Diane and a 200-year-old oak.

Spicer Creek’s water levels are very low.

Bird motel.

Another display of the low water levels of Spicer Creek.

Yesterday, Diane, Roy, Ron, and I went for another walk along Spicer Creek. This time, the weather was cooperative. It was warm and sunny. Last week, it rained so I couldn’t take any photographs. Yesterday, I carried a small notebook and a pencil and a camera. 

It is fun to explore with Diane, Roy, and Ron. Each one of them has a different expertise. Roy knows a lot about trees. Ron knows a lot about fish and animals. Diane just finished a class in ornithology, and it was delightful to have her share her new found knowledge of birds.

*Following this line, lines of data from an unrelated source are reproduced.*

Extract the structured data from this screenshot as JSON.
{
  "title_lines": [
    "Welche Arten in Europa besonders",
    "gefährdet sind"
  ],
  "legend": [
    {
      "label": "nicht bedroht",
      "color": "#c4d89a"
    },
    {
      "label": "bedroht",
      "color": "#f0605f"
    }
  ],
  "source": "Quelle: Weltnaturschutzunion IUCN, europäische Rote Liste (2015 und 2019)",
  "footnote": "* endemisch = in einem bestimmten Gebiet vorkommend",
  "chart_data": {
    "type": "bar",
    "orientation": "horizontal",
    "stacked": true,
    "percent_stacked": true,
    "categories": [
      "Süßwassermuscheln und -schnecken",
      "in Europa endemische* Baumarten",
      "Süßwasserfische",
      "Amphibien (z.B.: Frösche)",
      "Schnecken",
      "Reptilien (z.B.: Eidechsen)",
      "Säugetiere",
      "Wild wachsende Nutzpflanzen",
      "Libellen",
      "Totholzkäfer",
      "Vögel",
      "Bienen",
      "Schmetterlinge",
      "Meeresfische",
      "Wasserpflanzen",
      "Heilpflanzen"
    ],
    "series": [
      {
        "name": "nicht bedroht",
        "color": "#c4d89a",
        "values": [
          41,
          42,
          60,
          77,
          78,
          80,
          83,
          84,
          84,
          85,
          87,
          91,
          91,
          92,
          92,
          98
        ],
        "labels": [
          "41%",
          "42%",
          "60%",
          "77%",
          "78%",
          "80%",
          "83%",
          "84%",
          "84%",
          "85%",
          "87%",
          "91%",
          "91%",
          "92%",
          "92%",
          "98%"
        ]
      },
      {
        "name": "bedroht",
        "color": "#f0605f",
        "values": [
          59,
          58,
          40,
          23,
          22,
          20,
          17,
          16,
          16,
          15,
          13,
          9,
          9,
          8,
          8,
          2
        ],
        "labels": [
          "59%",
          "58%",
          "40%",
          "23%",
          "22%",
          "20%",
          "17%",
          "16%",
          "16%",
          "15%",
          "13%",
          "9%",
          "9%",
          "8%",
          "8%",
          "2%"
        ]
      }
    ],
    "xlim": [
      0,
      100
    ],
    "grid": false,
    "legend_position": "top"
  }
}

Here are a few things that we discovered:

  • You can find phragmite in and around the creek. Phragmite is an invasive species and it crowds out native species, such as cat tails. It is a grass species, and it is not native to Western New York. Phragmite will actually grow through blacktop. It is hard to get rid of phragmite.
  • The water level in Spicer Creek is dangerously low. We have not had enough rainfall here lately.
  • The types of fish that can be found in Grand Island’s creeks include emerald shiners (generally a small, silvery fish), chubs (freshwater fish of the carp family), and northern pike. Also crawfish can be found in the creeks. It appears that these crawfish may not be such an awesome delicacy, even if they are related to lobsters. I was told that eating these little crawfish was “way too much work.” Since I believe that eating should be pleasure and not work, I would be unlikely to do a taste test on the crawfish.
  • Trees that we found near the creek included wild cherry, crab apple, beech, shagbark hickory, white oak, pin oak, ash, and black cherry. We found one elm tree which had, unfortunately, passed away. We found one very majestic oak tree that Roy guessed was about two hundred years old. 
  •  Ron pointed out evidence of animals in the area: deer, coyotes, and raccoons. We found a deceased deer while we were walking. Ron figured, from looking at the animal’s skeleton, that it was a female under three years of age. It was killed, either by humans or by a coyote.
  • Common birds include mallard ducks, song sparrows, green herons, night herons. Diane commented on the songs that the birds were producing. She also pointed out the footprints that the birds made in the mud along the very low creek.
  • Last but not least. Foreign objects near the creek… I found 42 golf balls. Apparently, people are having fun practicing their golf shots. Since golf balls are ending up in the woods, it appears that the golfers need more practice.

trout lilies, a common wild flower near the creek.